Groups of people chatted idly on the lounges. I stretched, and the tips of my fingers brushed the tendril of one of the plants draping from the window frames. Spindly fans rotated from side to side. It was a gorgeous afternoon indeed, and despite the glare, we were quietly enjoying it. We had just spent the best part of the last six days working, and being able to ward off the loom of responsibilities for a couple of hours felt like a rare privilege.

“It’s so peaceful,” she said. A man sitting outside rolled up his sleeves, and I caught her staring. She shook her head. “But I’m so tired.”

“Aren’t we all?” I replied. My feet ached.

“I had depression sex with Drew after we closed.”

I laughed, thinking she was joking, but then remembered them leaving together.

“No way.”

Sadie shook her head again.

“How was it?” I asked, still in disbelief. She paused.

“It… happened,” she said. I winced, but began to laugh again.

“Needed a release from last week, to be honest.”

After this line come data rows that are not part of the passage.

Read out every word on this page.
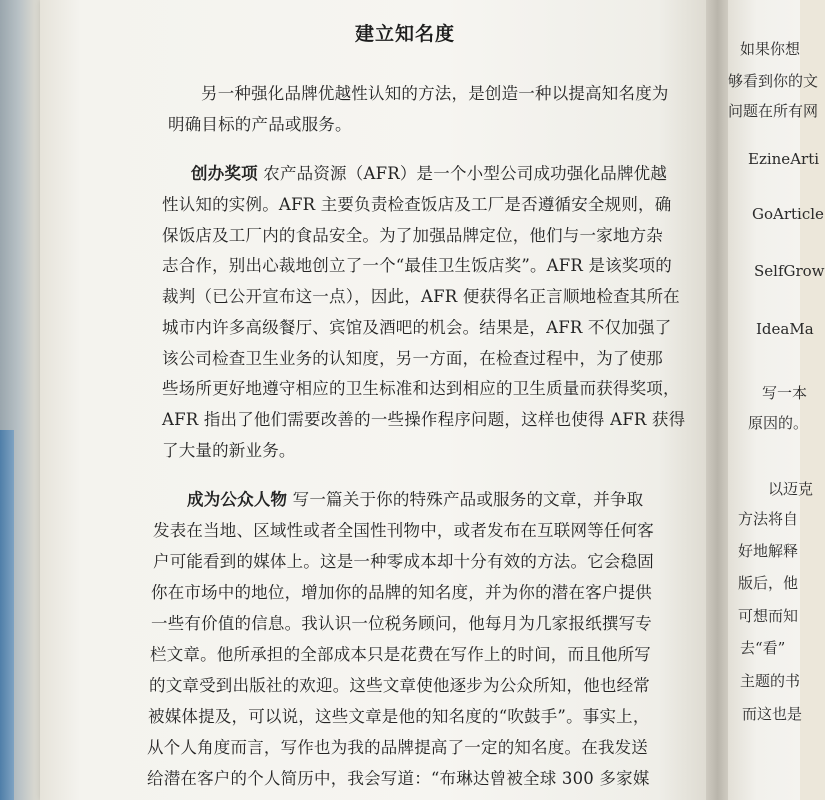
建立知名度
另一种强化品牌优越性认知的方法，是创造一种以提高知名度为
明确目标的产品或服务。
创办奖项 农产品资源（AFR）是一个小型公司成功强化品牌优越
性认知的实例。AFR 主要负责检查饭店及工厂是否遵循安全规则，确
保饭店及工厂内的食品安全。为了加强品牌定位，他们与一家地方杂
志合作，别出心裁地创立了一个“最佳卫生饭店奖”。AFR 是该奖项的
裁判（已公开宣布这一点），因此，AFR 便获得名正言顺地检查其所在
城市内许多高级餐厅、宾馆及酒吧的机会。结果是，AFR 不仅加强了
该公司检查卫生业务的认知度，另一方面，在检查过程中，为了使那
些场所更好地遵守相应的卫生标准和达到相应的卫生质量而获得奖项，
AFR 指出了他们需要改善的一些操作程序问题，这样也使得 AFR 获得
了大量的新业务。
成为公众人物 写一篇关于你的特殊产品或服务的文章，并争取
发表在当地、区域性或者全国性刊物中，或者发布在互联网等任何客
户可能看到的媒体上。这是一种零成本却十分有效的方法。它会稳固
你在市场中的地位，增加你的品牌的知名度，并为你的潜在客户提供
一些有价值的信息。我认识一位税务顾问，他每月为几家报纸撰写专
栏文章。他所承担的全部成本只是花费在写作上的时间，而且他所写
的文章受到出版社的欢迎。这些文章使他逐步为公众所知，他也经常
被媒体提及，可以说，这些文章是他的知名度的“吹鼓手”。事实上，
从个人角度而言，写作也为我的品牌提高了一定的知名度。在我发送
给潜在客户的个人简历中，我会写道：“布琳达曾被全球 300 多家媒
如果你想
够看到你的文
问题在所有网
EzineArti
GoArticle
SelfGrow
IdeaMa
写一本
原因的。
以迈克
方法将自
好地解释
版后，他
可想而知
去“看”
主题的书
而这也是
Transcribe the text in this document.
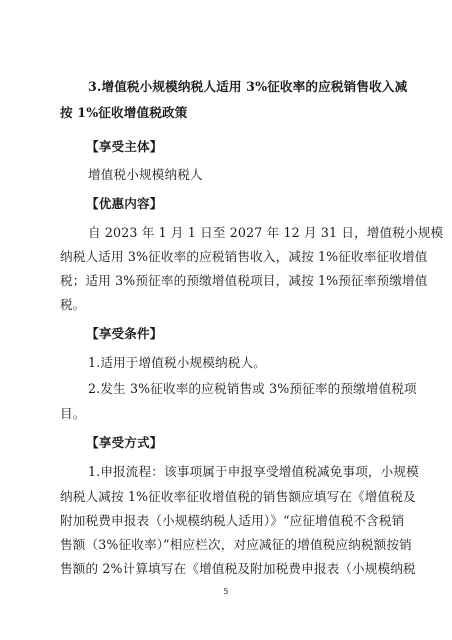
3.增值税小规模纳税人适用 3%征收率的应税销售收入减
按 1%征收增值税政策
【享受主体】
增值税小规模纳税人
【优惠内容】
自 2023 年 1 月 1 日至 2027 年 12 月 31 日，增值税小规模
纳税人适用 3%征收率的应税销售收入，减按 1%征收率征收增值
税；适用 3%预征率的预缴增值税项目，减按 1%预征率预缴增值
税。
【享受条件】
1.适用于增值税小规模纳税人。
2.发生 3%征收率的应税销售或 3%预征率的预缴增值税项
目。
【享受方式】
1.申报流程：该事项属于申报享受增值税减免事项，小规模
纳税人减按 1%征收率征收增值税的销售额应填写在《增值税及
附加税费申报表（小规模纳税人适用）》“应征增值税不含税销
售额（3%征收率）”相应栏次，对应减征的增值税应纳税额按销
售额的 2%计算填写在《增值税及附加税费申报表（小规模纳税
5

I thought of the week in question as I stared at my waning drink. She made a fair point—yelling customers, stony-faced managers, opening from our own closes, with minimal sleep and minimal food to fuel the work. I conceded that every hospo worker in December probably deserved a guilty, end-of-the-week root.

“Not a fun week. Nearly at Christmas though,” I said. I tried to think of what I’d get my parents.

“This week was especially bad. I asked for a ten-minute break so I could cry,” Sadie said.

“You cried last week too,” I pointed out.

“Because some guy called me dumb bitch.”

“Good point. What was it this time?”

“One called me a dumb whore.”

“Ha. Fuckin hell.”

I remembered that I had a keg delivery that I had to handle by myself, along with opening the bar. I considered the last, frosty dregs of my margarita, and of the rest of it swimming in a near-empty stomach. The measly staff meal the kitchen provided had been left out for five hours, and I began to regret picking at it. I wondered why they bothered leaving oysters and barbecued chicken out. The only edible thing was the vegetable dumplings, and that was pushing the definition of “edible” to an extreme: a cold, calcified skin and an interior macerated into a mush.

I went and bought two more frozen margaritas. The sinking sun spilled over the ochre-coloured cushions, and I caught my reflection in the mirror. Warmth enveloped me, and I sunk into the couches. We touched our glasses and said “cheers”, as we sipped in the afternoon’s blaze.